Grand écran: "Foxcatcher", un thriller à haute tension. Fascinant, ambigu, toxique (20/01/2015)

foxcatcher-channing-tatum-steve-carell[1].jpgPour assouvir ses rêves de grandeur et prouver à sa mère castratrice, hautaine et cruellement jugeante, qu’il peut mener à bien un ambitieux projet, l’excentrique milliardaire américain John du Pont, grand patriote, ornithologiste à ses heures et passionné de lutte gréco-romaine, décide de coacher deux champions de la discipline pour les JO de Séoul en 1988. Dans cette optique, il met sur pied une luxueuse structure d’entraînement à Foxcatcher, la somptueuse propriété familiale. 

Le réalisateur Bennett Miller s’inspire d’un fait divers authentique, complètement fou, vécu par les frères Schultz, Dave et son cadet Mark, tous deux médaillés d’or à Los Angeles en 1984. Après leur triomphe ils traversent une mauvaise passe, et c‘est alors que John du Pont fait appel à eux pour former son équipe de choc.

Un magnat cyclothymique

Tout d’abord Dave refuse.

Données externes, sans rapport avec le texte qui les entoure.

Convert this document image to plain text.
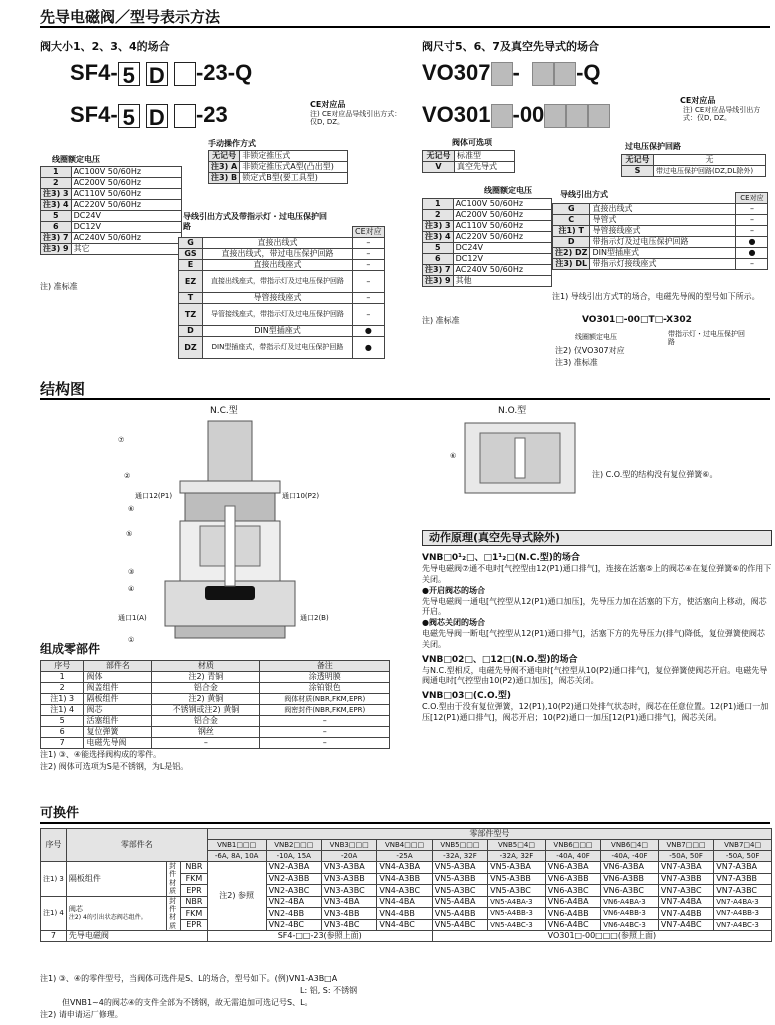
先导电磁阀／型号表示方法
阀大小1、2、3、4的场合
SF4- 5 D -23-Q
SF4- 5 D -23	CE对应品
注) CE对应品导线引出方式：仅D, DZ。
手动操作方式
无记号	非锁定推压式
注3) A	非锁定推压式A型(凸出型)
注3) B	锁定式B型(要工具型)
线圈额定电压
1	AC100V 50/60Hz
2	AC200V 50/60Hz
注3) 3	AC110V 50/60Hz
注3) 4	AC220V 50/60Hz
5	DC24V
6	DC12V
注3) 7	AC240V 50/60Hz
注3) 9	其它
注) 准标准
导线引出方式及带指示灯・过电压保护回路
		CE对应
G	直接出线式	–
GS	直接出线式，带过电压保护回路	–
E	直接出线座式	–
EZ	直接出线座式，带指示灯及过电压保护回路	–
T	导管接线座式	–
TZ	导管接线座式，带指示灯及过电压保护回路	–
D	DIN型插座式	●
DZ	DIN型插座式，带指示灯及过电压保护回路	●
阀尺寸5、6、7及真空先导式的场合
VO307 -	-Q
VO301 -00
CE对应品
注) CE对应品导线引出方式：仅D, DZ。
阀体可选项
无记号	标准型
V	真空先导式
过电压保护回路
无记号	无
S	带过电压保护回路(DZ,DL除外)
线圈额定电压
1	AC100V 50/60Hz
2	AC200V 50/60Hz
注3) 3	AC110V 50/60Hz
注3) 4	AC220V 50/60Hz
5	DC24V
6	DC12V
注3) 7	AC240V 50/60Hz
注3) 9	其他
注) 准标准
导线引出方式
			CE对应
G	直接出线式	–
C	导管式	–
注1) T	导管接线座式	–
D	带指示灯及过电压保护回路	●
注2) DZ	DIN型插座式	●
注3) DL	带指示灯接线座式	–
注1) 导线引出方式T的场合，电磁先导阀的型号如下所示。
VO301□-00□T□-X302
线圈额定电压	带指示灯・过电压保护回路
注2) 仅VO307对应
注3) 准标准
结构图
N.C.型	N.O.型
⑦
②
⑥
⑤
③
④
①
通口12(P1)	通口10(P2)
通口1(A)	通口2(B)
⑥
注) C.O.型的结构没有复位弹簧⑥。
动作原理(真空先导式除外)
VNB□0¹₂□、□1¹₂□(N.C.型)的场合
先导电磁阀⑦通不电时[气控型由12(P1)通口排气]，连接在活塞⑤上的阀芯④在复位弹簧⑥的作用下关闭。
●开启阀芯的场合
先导电磁阀一通电[气控型从12(P1)通口加压]，先导压力加在活塞的下方，使活塞向上移动，阀芯开启。
●阀芯关闭的场合
电磁先导阀一断电[气控型从12(P1)通口排气]，活塞下方的先导压力(排气)降低，复位弹簧使阀芯关闭。
VNB□02□、□12□(N.O.型)的场合
与N.C.型相反，电磁先导阀不通电时[气控型从10(P2)通口排气]，复位弹簧使阀芯开启。电磁先导阀通电时[气控型由10(P2)通口加压]，阀芯关闭。
VNB□03□(C.O.型)
C.O.型由于没有复位弹簧，12(P1),10(P2)通口处排气状态时，阀芯在任意位置。12(P1)通口一加压[12(P1)通口排气]，阀芯开启；10(P2)通口一加压[12(P1)通口排气]，阀芯关闭。
组成零部件
序号	部件名	材质	备注
1	阀体	注2) 青铜	涂透明膜
2	阀盖组件	铝合金	涂铂银色
注1) 3	隔板组件	注2) 黄铜	阀体材质(NBR,FKM,EPR)
注1) 4	阀芯	不锈钢或注2) 黄铜	阀密封件(NBR,FKM,EPR)
5	活塞组件	铝合金	–
6	复位弹簧	钢丝	–
7	电磁先导阀	–	–
注1) ③、④能选择阀构成的零件。
注2) 阀体可选项为S是不锈钢，为L是铝。
可换件
序号	零部件名			零部件型号									
				VNB1□□□	VNB2□□□	VNB3□□□	VNB4□□□	VNB5□□□	VNB5□4□	VNB6□□□	VNB6□4□	VNB7□□□	VNB7□4□
				-6A, 8A, 10A	-10A, 15A	-20A	-25A	-32A, 32F	-32A, 32F	-40A, 40F	-40A, -40F	-50A, 50F	-50A, 50F
注1) 3	隔板组件	封件材质	NBR	注2) 参照	VN2-A3BA	VN3-A3BA	VN4-A3BA	VN5-A3BA	VN5-A3BA	VN6-A3BA	VN6-A3BA	VN7-A3BA	VN7-A3BA
			FKM		VN2-A3BB	VN3-A3BB	VN4-A3BB	VN5-A3BB	VN5-A3BB	VN6-A3BB	VN6-A3BB	VN7-A3BB	VN7-A3BB
			EPR		VN2-A3BC	VN3-A3BC	VN4-A3BC	VN5-A3BC	VN5-A3BC	VN6-A3BC	VN6-A3BC	VN7-A3BC	VN7-A3BC
注1) 4	阀芯
注2) 4的引出状态阀芯组件。	封件材质	NBR		VN2-4BA	VN3-4BA	VN4-4BA	VN5-A4BA	VN5-A4BA-3	VN6-A4BA	VN6-A4BA-3	VN7-A4BA	VN7-A4BA-3
			FKM		VN2-4BB	VN3-4BB	VN4-4BB	VN5-A4BB	VN5-A4BB-3	VN6-A4BB	VN6-A4BB-3	VN7-A4BB	VN7-A4BB-3
			EPR		VN2-4BC	VN3-4BC	VN4-4BC	VN5-A4BC	VN5-A4BC-3	VN6-A4BC	VN6-A4BC-3	VN7-A4BC	VN7-A4BC-3
7	先导电磁阀			SF4-□□-23(参照上面)				VO301□-00□□□(参照上面)					
注1) ③、④的零件型号，当阀体可选件是S、L的场合，型号如下。(例)VN1-A3B□A
L: 铝, S: 不锈钢
但VNB1~4的阀芯④的支件全部为不锈钢，故无需追加可选记号S、L。
注2) 请申请运厂修理。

En revanche Mark, souffrant de rester dans l’ombre de son aîné, flatté de l’attention que lui porte le rejeton de la puissante dynastie, attiré par son monde, accepte et emménage chez lui. Ce dernier s’improvise entraîneur, mentor et père de substitution pour son poulain avide de lui plaire.  

Une relation filiale aussi trouble que toxique se développe entre les deux hommes (photo). Parano et manipulateur, John du Pont (Steve Carell) pousse Mark (Channing Tatum) à des comportements  nuisibles à l’entraînement d’un sportif d’élite déjà fragilisé par un manque de reconnaissance et des blessures d’enfance.

Du coup le cyclothymique magnat se tourne vers Dave (Mark Ruffalo) dont il envie une assurance que sa fortune ne pourra jamais lui procurer. Le trio évolue dans une ambiance malsaine qui le conduit inéluctablement vers une fin tragique.

foxcatcher-channing-tatum-mark-ruffalo1[1].jpgComme dans Le stratège, avec Brad Pitt, Bennett Miller s‘aventure au-delà du sport pour livrer un fascinant thriller psychologique à haute tension, glaçant, ambigu, en forme de tragédie grecque. Foxcatcher, qui avait logiquement obtenu le prix de la mise en scène au dernier Festival de Cannes,  tant elle séduit par sa force, jouit également d’un bon scénario et d’une excellente interprétation.

A commencer par celle d’un Steve Carell à contre-emploi, très loin des rôles comiques qui lui sont habituellement confiés. Alors que le cinéaste exploite le côté obscur des besoins de pouvoir de ce héros malfaisant, redoutable, fantasque et mégalo, le comédien apparaît méconnaissable avec sa tête d’oiseau, ses cheveux grisonnants, sa prothèse nasale, son menton déformé, ses dents jaunies.
 
A ses côtés le ténébreux Channing Tatum se montre très convaincant en lutteur à la fois fruste, costaud, névrosé et vulnérable. Tout comme Mark Ruffalo, impeccable en frère protecteur et rongé par l’inquiétude (photo).

Film à l'affiche dans les salles de Suisse romande dès mercredi 21 janvier.